What you have to do in order to make this argument is to show that there are Markov models where early detection does not work despite the fact that some cancers will cause death if untreated and not if treated. You cannot simply rely on models that have clearly impossible transition probabilities. You need possible models. Or you have to show that the absolutely massive amount of scientific literature and clinical experience about how to treat colon cancer is somehow flawed.

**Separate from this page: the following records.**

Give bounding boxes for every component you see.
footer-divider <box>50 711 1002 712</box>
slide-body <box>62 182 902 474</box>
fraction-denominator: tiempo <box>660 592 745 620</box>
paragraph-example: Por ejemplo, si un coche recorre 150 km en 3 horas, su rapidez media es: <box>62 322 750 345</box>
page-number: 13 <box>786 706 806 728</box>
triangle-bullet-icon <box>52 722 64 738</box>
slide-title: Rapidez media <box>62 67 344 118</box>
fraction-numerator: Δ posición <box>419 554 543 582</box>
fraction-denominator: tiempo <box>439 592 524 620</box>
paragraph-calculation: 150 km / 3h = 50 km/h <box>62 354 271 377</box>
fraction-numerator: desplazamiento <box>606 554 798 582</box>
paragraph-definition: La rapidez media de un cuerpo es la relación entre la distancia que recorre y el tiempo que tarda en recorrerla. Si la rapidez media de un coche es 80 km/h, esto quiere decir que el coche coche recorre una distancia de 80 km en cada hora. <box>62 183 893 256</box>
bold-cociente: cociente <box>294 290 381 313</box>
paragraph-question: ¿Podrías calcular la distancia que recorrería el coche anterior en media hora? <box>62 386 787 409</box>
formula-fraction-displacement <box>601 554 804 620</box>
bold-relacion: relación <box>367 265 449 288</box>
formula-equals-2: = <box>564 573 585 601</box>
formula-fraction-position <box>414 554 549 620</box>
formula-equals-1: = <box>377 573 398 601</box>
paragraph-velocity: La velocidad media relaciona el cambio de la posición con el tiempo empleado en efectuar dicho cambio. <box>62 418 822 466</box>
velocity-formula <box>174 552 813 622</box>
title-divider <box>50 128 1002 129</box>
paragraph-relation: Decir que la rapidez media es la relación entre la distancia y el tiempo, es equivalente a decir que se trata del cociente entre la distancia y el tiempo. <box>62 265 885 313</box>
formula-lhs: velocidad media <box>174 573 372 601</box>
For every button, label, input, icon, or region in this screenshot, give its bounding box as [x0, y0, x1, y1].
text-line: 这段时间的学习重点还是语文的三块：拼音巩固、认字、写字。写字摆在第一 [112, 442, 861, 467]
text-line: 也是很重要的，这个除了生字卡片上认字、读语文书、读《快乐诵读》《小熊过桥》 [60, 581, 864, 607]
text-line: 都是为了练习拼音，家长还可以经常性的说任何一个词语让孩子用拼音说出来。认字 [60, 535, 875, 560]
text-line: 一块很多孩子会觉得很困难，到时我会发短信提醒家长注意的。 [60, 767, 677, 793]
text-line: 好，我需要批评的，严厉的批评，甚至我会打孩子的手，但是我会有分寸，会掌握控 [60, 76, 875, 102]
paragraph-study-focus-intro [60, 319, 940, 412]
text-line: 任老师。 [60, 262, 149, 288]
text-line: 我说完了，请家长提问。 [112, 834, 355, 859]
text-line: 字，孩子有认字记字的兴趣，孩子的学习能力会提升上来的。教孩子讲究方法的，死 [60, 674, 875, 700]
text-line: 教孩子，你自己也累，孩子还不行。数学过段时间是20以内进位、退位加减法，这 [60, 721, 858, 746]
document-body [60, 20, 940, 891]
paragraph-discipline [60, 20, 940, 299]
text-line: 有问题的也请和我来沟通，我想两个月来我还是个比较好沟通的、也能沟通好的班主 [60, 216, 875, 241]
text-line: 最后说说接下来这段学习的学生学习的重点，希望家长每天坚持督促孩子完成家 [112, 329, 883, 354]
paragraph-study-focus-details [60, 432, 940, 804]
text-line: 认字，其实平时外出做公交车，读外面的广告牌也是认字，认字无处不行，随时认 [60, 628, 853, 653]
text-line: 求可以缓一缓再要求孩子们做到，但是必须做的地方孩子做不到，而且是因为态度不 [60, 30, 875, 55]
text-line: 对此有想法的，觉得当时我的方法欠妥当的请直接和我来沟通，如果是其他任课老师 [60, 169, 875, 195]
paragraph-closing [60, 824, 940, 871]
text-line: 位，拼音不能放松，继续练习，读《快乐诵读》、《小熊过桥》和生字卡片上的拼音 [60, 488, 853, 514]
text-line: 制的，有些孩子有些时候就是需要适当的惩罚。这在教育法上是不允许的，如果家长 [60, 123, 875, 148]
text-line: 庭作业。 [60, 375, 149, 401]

Some people are defending this because the blog post is attacking a specific argument, but I don't see how that can work. I am pretty sure that Nassim Taleb and most other people who are capable of putting together a coherent statistical argument (even a flawed one) understand that colon cancer can be treated sometimes.

standardUser

> Because it is based on past cases, it doesn’t apply to present cases if (1) the effectiveness of treatment has changed or – often more importantly – (2) diagnostic practices have changed.

This was my key takeaway. In a society organized around statistics, we're struggling through an era where those statistics expire faster everyday, and faster than new data can be generated. I can almost relate to the mindset that devalues "facts" because they're increasingly complicated, rapidly changing and come with too many caveats.